Hines v. Graham

Decision Date08 June 2004
Docket NumberCivil Action No. 1:03-CV-152-C.
Citation320 F.Supp.2d 511
PartiesJohn J. HINES, Plaintiff, v. Kathy GRAHAM, et al., Defendants.
CourtU.S. District Court — Northern District of Texas

John J. Hines, Abilene, TX, Pro Se.

MEMORANDUM OPINION

CUMMINGS, District Judge.

On August 15, 2003, Plaintiff John J. Hines, acting pro se, filed a civil rights complaint pursuant to 42 U.S.C. § 1983 and was granted permission to proceed in forma pauperis. He named twenty-one (21) defendants and alleged that he had been "mentally and emotionally" abused, verbally harassed, retaliated against for filing grievances, denied equal protection, and denied the right to freely practice his religion. He requested injunctive relief, declaratory relief, and monetary damages. The Defendants have not been served.

MOTION TO CONSOLIDATE

On September 8, 2003, Plaintiff filed a motion to consolidate the instant civil rights complaint with Civil Action Nos. 1:03-CV-075-C and 1:03-CV-082-C and argued that the instant complaint "is a product" of those civil actions. Civil Action No. 1:03-CV-082-C was consolidated with Civil Action No. 1:03-CV-075-C by Order dated July 7, 2003, and Civil Action No. 1:03-CV-075-C was dismissed with prejudice as frivolous and for failure to state a claim by Order and Judgment dated October 17, 2003. Plaintiff did not file an appeal.

Accordingly, the Court finds that Plaintiff's motion to consolidate should be denied in all things.

COMPLAINT IN CIVIL ACTION NO. 1:03-CV-152-C

Plaintiff was granted permission to proceed in forma pauperis by Order dated August 25, 2003.

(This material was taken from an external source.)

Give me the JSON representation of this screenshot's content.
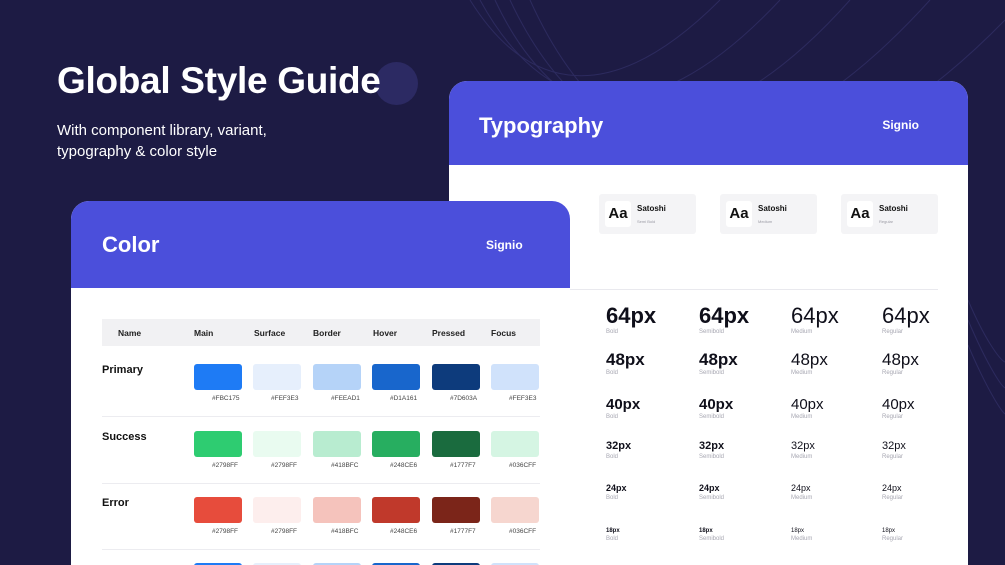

When a prisoner seeks to proceed in forma pauperis, the Court shall evaluate the complaint and dismiss it without service of process, if the Court finds the complaint frivolous, malicious, fails to state a claim upon which relief can be granted, or seeks monetary relief from a defendant who is immune from such relief. 28 U.S.C. § 1915A. See 28 U.S.C. § 1915(e)(2)(B) (providing that a court shall review an in forma pauperis complaint as soon as practicable and dismiss it if it is frivolous or malicious, fails to state a claim upon which relief may be granted, or seeks monetary relief from an immune defendant). A claim is frivolous if it has no arguable basis in law or fact. Neitzke v. Williams, 490 U.S. 319, 109 S.Ct. 1827, 104 L.Ed.2d 338 (1989). A claim has no arguable basis in law if it is based on an indisputably meritless legal theory, "such as if the complaint alleges the violation of a legal interest which clearly does not exist." Davis v. Scott, 157 F.3d 1003, 1005 (5th Cir.1998) (quotation omitted). A claim has no arguable basis in fact if "after providing the plaintiff the opportunity to present additional facts when necessary, the facts alleged are clearly baseless." Talib v. Gilley, 138 F.3d 211, 213 (5th Cir.1998).

"In analyzing the complaint, [the court] will accept all well-pleaded facts as true, viewing them in the light most favorable to the plaintiff." Jones v. Greninger, 188 F.3d 322, 324 (5th Cir.1999). "The issue is not whether the plaintiff will ultimately prevail, but whether he is entitled to offer evidence to support his claim. Thus, the court should not dismiss the claim unless the plaintiff would not be entitled to relief under any set of facts or any possible theory that he could prove consistent with the allegations in the complaint." Id. (citations omitted).

District courts must construe in forma pauperis complaints liberally, particularly in the context of dismissals under § 1915(e)(2)(B), but are given broad discretion in determining when such complaints are frivolous. Macias v. Raul A. (Unknown) Badge No. 153, 23 F.3d 94, 97 (5th Cir.1994). A complaint may not be dismissed under § 1915(d)(2)(B) "simply because the court finds the plaintiff's allegations unlikely." Jolly v. Klein, 923 F.Supp. 931, 942-43 (S.D.Tex.1996). A civil rights plaintiff must support his claim(s) with specific facts demonstrating a constitutional deprivation and may not simply rely on conclusory allegations. Schultea v. Wood, 47 F.3d 1427, 1433 (5th Cir.1995). Nevertheless, a district court is bound by the allegations in a plaintiff's complaint and is "not free to speculate that the plaintiff `might' be able to state a claim if given yet another opportunity to add more facts to the complaint." Macias v. Raul A. (Unknown) Badge No. 153, 23 F.3d at 97.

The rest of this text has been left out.